Pour y parvenir, le LIMSI réunit une équipe composée de psychologues et d’informaticiens. Les premiers conceptualisent ce qui fonde la condition humaine, en particulier l’aspect émotionnel, personnel et individuel des relations humaines. Les seconds vont simuler à l’aide de modèles informatiques ces concepts pour les rendre opérationnels sur des agents conversationnels.

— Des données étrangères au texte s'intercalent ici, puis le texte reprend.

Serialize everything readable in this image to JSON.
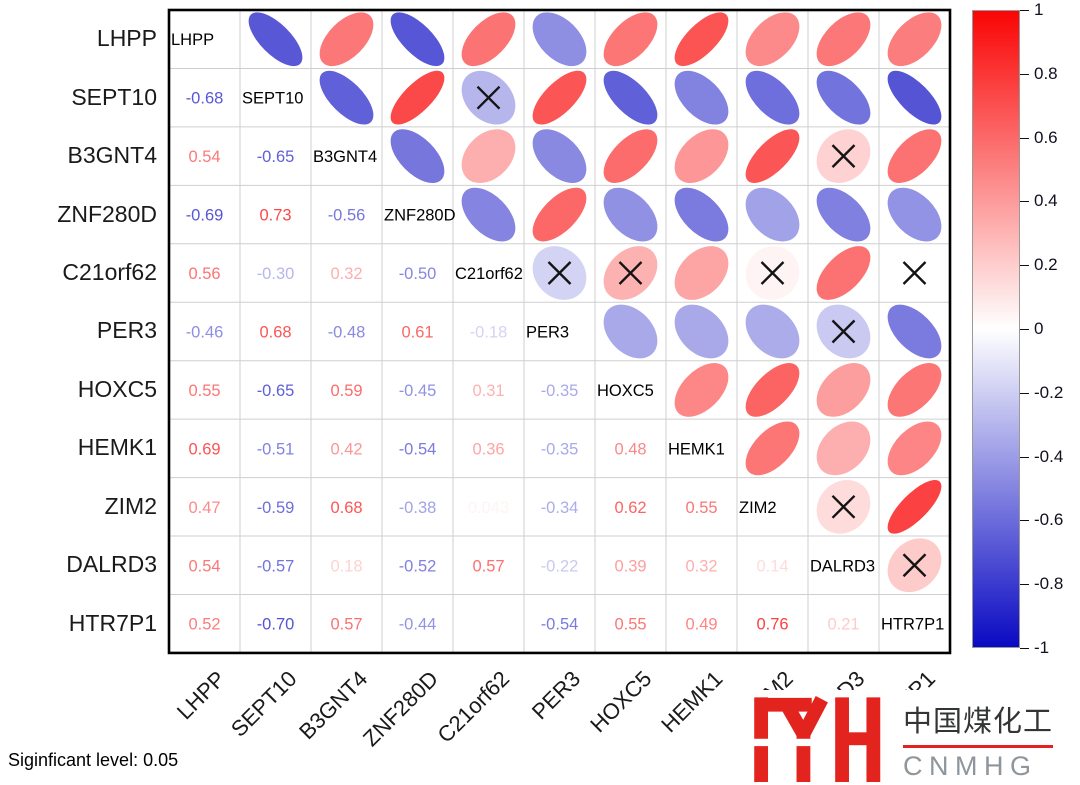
{
  "chart_data": {
    "type": "heatmap",
    "variant": "correlation-ellipse-matrix",
    "title": "",
    "genes": [
      "LHPP",
      "SEPT10",
      "B3GNT4",
      "ZNF280D",
      "C21orf62",
      "PER3",
      "HOXC5",
      "HEMK1",
      "ZIM2",
      "DALRD3",
      "HTR7P1"
    ],
    "lower_triangle_note": "row-wise displayed correlation coefficients; null = blank cell in image",
    "lower_triangle": [
      [],
      [
        "-0.68"
      ],
      [
        "0.54",
        "-0.65"
      ],
      [
        "-0.69",
        "0.73",
        "-0.56"
      ],
      [
        "0.56",
        "-0.30",
        "0.32",
        "-0.50"
      ],
      [
        "-0.46",
        "0.68",
        "-0.48",
        "0.61",
        "-0.18"
      ],
      [
        "0.55",
        "-0.65",
        "0.59",
        "-0.45",
        "0.31",
        "-0.35"
      ],
      [
        "0.69",
        "-0.51",
        "0.42",
        "-0.54",
        "0.36",
        "-0.35",
        "0.48"
      ],
      [
        "0.47",
        "-0.59",
        "0.68",
        "-0.38",
        "0.043",
        "-0.34",
        "0.62",
        "0.55"
      ],
      [
        "0.54",
        "-0.57",
        "0.18",
        "-0.52",
        "0.57",
        "-0.22",
        "0.39",
        "0.32",
        "0.14"
      ],
      [
        "0.52",
        "-0.70",
        "0.57",
        "-0.44",
        null,
        "-0.54",
        "0.55",
        "0.49",
        "0.76",
        "0.21"
      ]
    ],
    "not_significant_pairs": [
      [
        "SEPT10",
        "C21orf62"
      ],
      [
        "B3GNT4",
        "DALRD3"
      ],
      [
        "C21orf62",
        "PER3"
      ],
      [
        "C21orf62",
        "HOXC5"
      ],
      [
        "C21orf62",
        "ZIM2"
      ],
      [
        "C21orf62",
        "HTR7P1"
      ],
      [
        "PER3",
        "DALRD3"
      ],
      [
        "ZIM2",
        "DALRD3"
      ],
      [
        "DALRD3",
        "HTR7P1"
      ]
    ],
    "colorbar": {
      "ticks": [
        "1",
        "0.8",
        "0.6",
        "0.4",
        "0.2",
        "0",
        "-0.2",
        "-0.4",
        "-0.6",
        "-0.8",
        "-1"
      ],
      "range": [
        -1,
        1
      ],
      "positive_color": "#fa0505",
      "negative_color": "#0a0ac3",
      "zero_color": "#ffffff",
      "position": "right"
    },
    "legend_position": "right",
    "grid": true
  },
  "footnote": "Siginficant level: 0.05",
  "logo": {
    "chinese": "中国煤化工",
    "latin": "CNMHG",
    "brand_color": "#e2231e"
  },
  "colors": {
    "grid_line": "#cfcfcf",
    "border": "#000000",
    "x_mark": "#141414",
    "axis_text": "#1a1a1a"
  }
}
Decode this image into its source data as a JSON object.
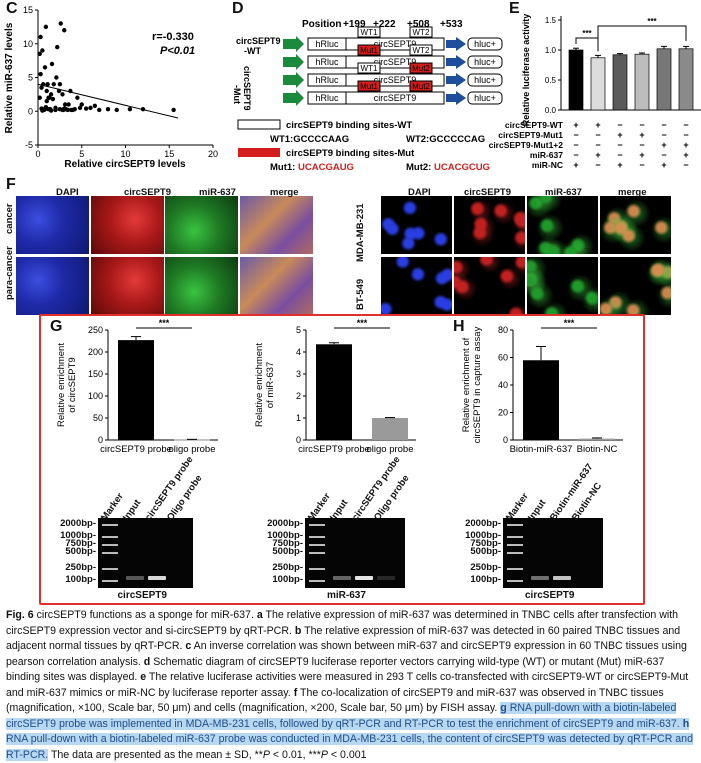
{
  "panels": {
    "C": "C",
    "D": "D",
    "E": "E",
    "F": "F",
    "G": "G",
    "H": "H"
  },
  "panel_c": {
    "stat_r": "r=-0.330",
    "stat_p": "P<0.01",
    "xlabel": "Relative circSEPT9 levels",
    "ylabel": "Relative miR-637 levels"
  },
  "panel_d": {
    "position_label": "Position",
    "positions": [
      "+199",
      "+222",
      "+508",
      "+533"
    ],
    "wt_label": "circSEPT9\n-WT",
    "mut_label": "circSEPT9\n-Mut",
    "hrluc": "hRluc",
    "circ": "circSEPT9",
    "hluc": "hluc+",
    "wt1": "WT1",
    "wt2": "WT2",
    "mut1": "Mut1",
    "mut2": "Mut2",
    "legend_wt": "circSEPT9 binding sites-WT",
    "legend_mut": "circSEPT9 binding sites-Mut",
    "wt1_seq_label": "WT1:GCCCCAAG",
    "wt2_seq_label": "WT2:GCCCCCAG",
    "mut1_seq_prefix": "Mut1:",
    "mut1_seq": "UCACGAUG",
    "mut2_seq_prefix": "Mut2:",
    "mut2_seq": "UCACGCUG"
  },
  "panel_e": {
    "ylabel": "Relative luciferase activity",
    "sig": "***",
    "row_labels": [
      "circSEPT9-WT",
      "circSEPT9-Mut1",
      "circSEPT9-Mut1+2",
      "miR-637",
      "miR-NC"
    ],
    "row_marks": [
      [
        "+",
        "+",
        "−",
        "−",
        "−",
        "−"
      ],
      [
        "−",
        "−",
        "+",
        "+",
        "−",
        "−"
      ],
      [
        "−",
        "−",
        "−",
        "−",
        "+",
        "+"
      ],
      [
        "−",
        "+",
        "−",
        "+",
        "−",
        "+"
      ],
      [
        "+",
        "−",
        "+",
        "−",
        "+",
        "−"
      ]
    ]
  },
  "panel_f": {
    "col_labels_left": [
      "DAPI",
      "circSEPT9",
      "miR-637",
      "merge"
    ],
    "col_labels_right": [
      "DAPI",
      "circSEPT9",
      "miR-637",
      "merge"
    ],
    "row_labels_left": [
      "cancer",
      "para-cancer"
    ],
    "row_labels_right": [
      "MDA-MB-231",
      "BT-549"
    ]
  },
  "panel_g1": {
    "ylabel": "Relative enrichment\nof circSEPT9",
    "sig": "***"
  },
  "panel_g2": {
    "ylabel": "Relative enrichment\nof miR-637",
    "sig": "***"
  },
  "panel_h": {
    "ylabel": "Relative enrichment of\ncircSEPT9 in capture assay",
    "sig": "***"
  },
  "gels": [
    {
      "lanes": [
        "Marker",
        "Input",
        "circSEPT9 probe",
        "Oligo probe"
      ],
      "markers": [
        "2000bp-",
        "1000bp-",
        "750bp-",
        "500bp-",
        "250bp-",
        "100bp-"
      ],
      "title": "circSEPT9"
    },
    {
      "lanes": [
        "Marker",
        "Input",
        "circSEPT9 probe",
        "Oligo probe"
      ],
      "markers": [
        "2000bp-",
        "1000bp-",
        "750bp-",
        "500bp-",
        "250bp-",
        "100bp-"
      ],
      "title": "miR-637"
    },
    {
      "lanes": [
        "Marker",
        "Input",
        "Biotin-miR-637",
        "Biotin-NC"
      ],
      "markers": [
        "2000bp-",
        "1000bp-",
        "750bp-",
        "500bp-",
        "250bp-",
        "100bp-"
      ],
      "title": "circSEPT9"
    }
  ],
  "caption": {
    "fig": "Fig. 6",
    "p1": " circSEPT9 functions as a sponge for miR-637. ",
    "a": "a",
    "p2": " The relative expression of miR-637 was determined in TNBC cells after transfection with circSEPT9 expression vector and si-circSEPT9 by qRT-PCR. ",
    "b": "b",
    "p3": " The relative expression of miR-637 was detected in 60 paired TNBC tissues and adjacent normal tissues by qRT-PCR. ",
    "c": "c",
    "p4": " An inverse correlation was shown between miR-637 and circSEPT9 expression in 60 TNBC tissues using pearson correlation analysis. ",
    "d": "d",
    "p5": " Schematic diagram of circSEPT9 luciferase reporter vectors carrying wild-type (WT) or mutant (Mut) miR-637 binding sites was displayed. ",
    "e": "e",
    "p6": " The relative luciferase activities were measured in 293 T cells co-transfected with circSEPT9-WT or circSEPT9-Mut and miR-637 mimics or miR-NC by luciferase reporter assay. ",
    "f": "f",
    "p7": " The co-localization of circSEPT9 and miR-637 was observed in TNBC tissues (magnification, ×100, Scale bar, 50 μm) and cells (magnification, ×200, Scale bar, 50 μm) by FISH assay. ",
    "g": "g",
    "p8": " RNA pull-down with a biotin-labeled circSEPT9 probe was implemented in MDA-MB-231 cells, followed by qRT-PCR and RT-PCR to test the enrichment of circSEPT9 and miR-637. ",
    "h": "h",
    "p9": " RNA pull-down with a biotin-labeled miR-637 probe was conducted in MDA-MB-231 cells, the content of circSEPT9 was detected by qRT-PCR and RT-PCR.",
    "p10": " The data are presented as the mean ± SD, **",
    "p11": "P",
    "p12": " < 0.01, ***",
    "p13": "P",
    "p14": " < 0.001"
  },
  "chart_data": [
    {
      "type": "scatter",
      "xlabel": "Relative circSEPT9 levels",
      "ylabel": "Relative miR-637 levels",
      "xlim": [
        0,
        20
      ],
      "ylim": [
        -5,
        15
      ],
      "xticks": [
        0,
        5,
        10,
        15,
        20
      ],
      "yticks": [
        -5,
        0,
        5,
        10,
        15
      ],
      "x": [
        0.2,
        0.3,
        0.4,
        0.5,
        0.6,
        0.7,
        0.8,
        0.9,
        1.0,
        1.1,
        1.2,
        1.3,
        1.5,
        1.6,
        1.8,
        2.0,
        2.2,
        2.4,
        2.6,
        2.8,
        3.0,
        3.2,
        3.5,
        3.8,
        4.0,
        4.5,
        5.0,
        6.0,
        7.0,
        8.0,
        9.0,
        12.0,
        0.5,
        1.0,
        1.5,
        2.0,
        2.5,
        3.0,
        0.3,
        0.8,
        1.2,
        2.8,
        3.4,
        4.2,
        5.5,
        6.5,
        0.6,
        1.4,
        2.1,
        3.7,
        0.4,
        0.9,
        2.5,
        3.1,
        4.8,
        0.2,
        1.7,
        2.9,
        10.5,
        15.5
      ],
      "y": [
        8.5,
        11.0,
        3.5,
        9.0,
        4.0,
        0.2,
        6.5,
        12.5,
        3.0,
        4.0,
        0.3,
        2.0,
        0.1,
        7.0,
        4.0,
        0.5,
        9.5,
        3.0,
        13.0,
        0.2,
        12.0,
        0.3,
        1.0,
        0.2,
        0.2,
        2.0,
        1.0,
        0.5,
        0.2,
        0.3,
        0.2,
        0.3,
        0.1,
        1.5,
        2.5,
        0.2,
        4.0,
        0.4,
        5.5,
        0.3,
        2.0,
        2.5,
        0.2,
        0.3,
        0.4,
        0.8,
        0.2,
        0.3,
        5.0,
        3.0,
        0.4,
        0.6,
        0.3,
        1.0,
        0.5,
        2.0,
        1.8,
        0.2,
        0.3,
        0.2
      ],
      "fit_line": {
        "x": [
          0,
          16
        ],
        "y": [
          4.0,
          -1.0
        ]
      }
    },
    {
      "type": "bar",
      "ylabel": "Relative luciferase activity",
      "ylim": [
        0,
        1.5
      ],
      "yticks": [
        0.0,
        0.5,
        1.0,
        1.5
      ],
      "values": [
        1.0,
        0.87,
        0.92,
        0.93,
        1.02,
        1.02
      ],
      "errors": [
        0.03,
        0.04,
        0.02,
        0.02,
        0.04,
        0.04
      ],
      "colors": [
        "#000000",
        "#dcdcdc",
        "#5a5a5a",
        "#bdbdbd",
        "#777777",
        "#8a8a8a"
      ]
    },
    {
      "type": "bar",
      "ylabel": "Relative enrichment of circSEPT9",
      "categories": [
        "circSEPT9 probe",
        "oligo probe"
      ],
      "values": [
        227,
        1
      ],
      "errors": [
        8,
        0.5
      ],
      "ylim": [
        0,
        250
      ],
      "yticks": [
        0,
        50,
        100,
        150,
        200,
        250
      ],
      "colors": [
        "#000000",
        "#9a9a9a"
      ]
    },
    {
      "type": "bar",
      "ylabel": "Relative enrichment of miR-637",
      "categories": [
        "circSEPT9 probe",
        "oligo probe"
      ],
      "values": [
        4.35,
        1.0
      ],
      "errors": [
        0.07,
        0.02
      ],
      "ylim": [
        0,
        5
      ],
      "yticks": [
        0,
        1,
        2,
        3,
        4,
        5
      ],
      "colors": [
        "#000000",
        "#9a9a9a"
      ]
    },
    {
      "type": "bar",
      "ylabel": "Relative enrichment of circSEPT9 in capture assay",
      "categories": [
        "Biotin-miR-637",
        "Biotin-NC"
      ],
      "values": [
        58,
        1
      ],
      "errors": [
        10,
        0.5
      ],
      "ylim": [
        0,
        80
      ],
      "yticks": [
        0,
        20,
        40,
        60,
        80
      ],
      "colors": [
        "#000000",
        "#9a9a9a"
      ]
    }
  ]
}
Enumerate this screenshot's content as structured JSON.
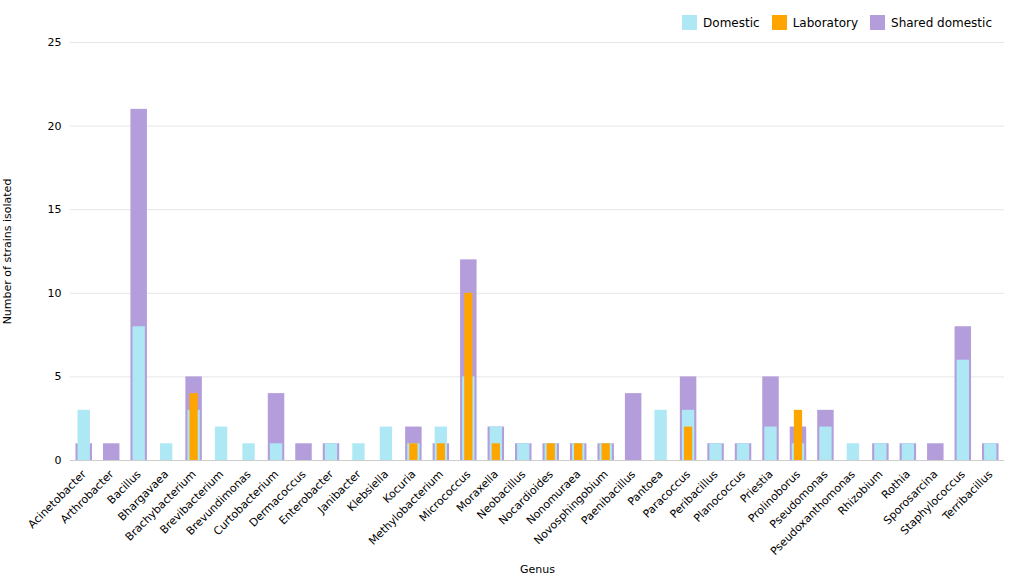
{
  "chart_data": {
    "type": "bar",
    "xlabel": "Genus",
    "ylabel": "Number of strains isolated",
    "categories": [
      "Acinetobacter",
      "Arthrobacter",
      "Bacillus",
      "Bhargavaea",
      "Brachybacterium",
      "Brevibacterium",
      "Brevundimonas",
      "Curtobacterium",
      "Dermacoccus",
      "Enterobacter",
      "Janibacter",
      "Klebsiella",
      "Kocuria",
      "Methylobacterium",
      "Micrococcus",
      "Moraxella",
      "Neobacillus",
      "Nocardioides",
      "Nonomuraea",
      "Novosphingobium",
      "Paenibacillus",
      "Pantoea",
      "Paracoccus",
      "Peribacillus",
      "Planococcus",
      "Priestia",
      "Prolinoborus",
      "Pseudomonas",
      "Pseudoxanthomonas",
      "Rhizobium",
      "Rothia",
      "Sporosarcina",
      "Staphylococcus",
      "Terribacillus"
    ],
    "series": [
      {
        "name": "Domestic",
        "color": "#ADE8F4",
        "values": [
          3,
          0,
          8,
          1,
          3,
          2,
          1,
          1,
          0,
          1,
          1,
          2,
          1,
          2,
          5,
          2,
          1,
          1,
          1,
          1,
          0,
          3,
          3,
          1,
          1,
          2,
          1,
          2,
          1,
          1,
          1,
          0,
          6,
          1
        ]
      },
      {
        "name": "Laboratory",
        "color": "#FFA500",
        "values": [
          0,
          0,
          0,
          0,
          4,
          0,
          0,
          0,
          0,
          0,
          0,
          0,
          1,
          1,
          10,
          1,
          0,
          1,
          1,
          1,
          0,
          0,
          2,
          0,
          0,
          0,
          3,
          0,
          0,
          0,
          0,
          0,
          0,
          0
        ]
      },
      {
        "name": "Shared domestic",
        "color": "#B39DDB",
        "values": [
          1,
          1,
          21,
          0,
          5,
          0,
          0,
          4,
          1,
          1,
          0,
          0,
          2,
          1,
          12,
          2,
          1,
          1,
          1,
          1,
          4,
          0,
          5,
          1,
          1,
          5,
          2,
          3,
          0,
          1,
          1,
          1,
          8,
          1
        ]
      }
    ],
    "ylim": [
      0,
      25
    ],
    "yticks": [
      0,
      5,
      10,
      15,
      20,
      25
    ],
    "grid": true,
    "legend": "upper right"
  }
}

Reproduire plusieurs nuances de sourires
Leur objectif : parvenir à créer des émotions au cours d’une conversation avec un conseiller virtuel. Pour cela, l’équipe de recherche s’appuie sur les comportements verbaux de ces derniers mais aussi non verbaux. Beaucoup étudié au cours des années 2000, le contrôle du visage est aujourd’hui très bien identifié dans la littérature en psychologie. Des automates ont ainsi pu être créés et sont capables d’animer assez finement les mouvements d’un visage virtuel. « Il ne s’agit pas de produire des expressions caricaturales, qui étaient un peu le défaut des premiers agents virtuels et qui ont entraîné un désintérêt pour ces personnages animés, car ils n’apportaient pas grand-chose à la relation. La tendance aujourd’hui est de produire des micro-émotions ». Les chercheurs savent à présent reproduire plusieurs nuances de sourires, notamment celui dit de Duchenne caractérisé par un plissement au niveau des yeux, mais aussi des haussements de sourcils, des mouvements des joues, des hochements de la tête… Ces expressions du visage sont complétées par des mouvements des bras et des mains. Ces agents ont ainsi acquis une dimension sociale et sont en mesure d’exprimer la joie, l’empathie, l’encouragement ou au contraire la tristesse et la déception.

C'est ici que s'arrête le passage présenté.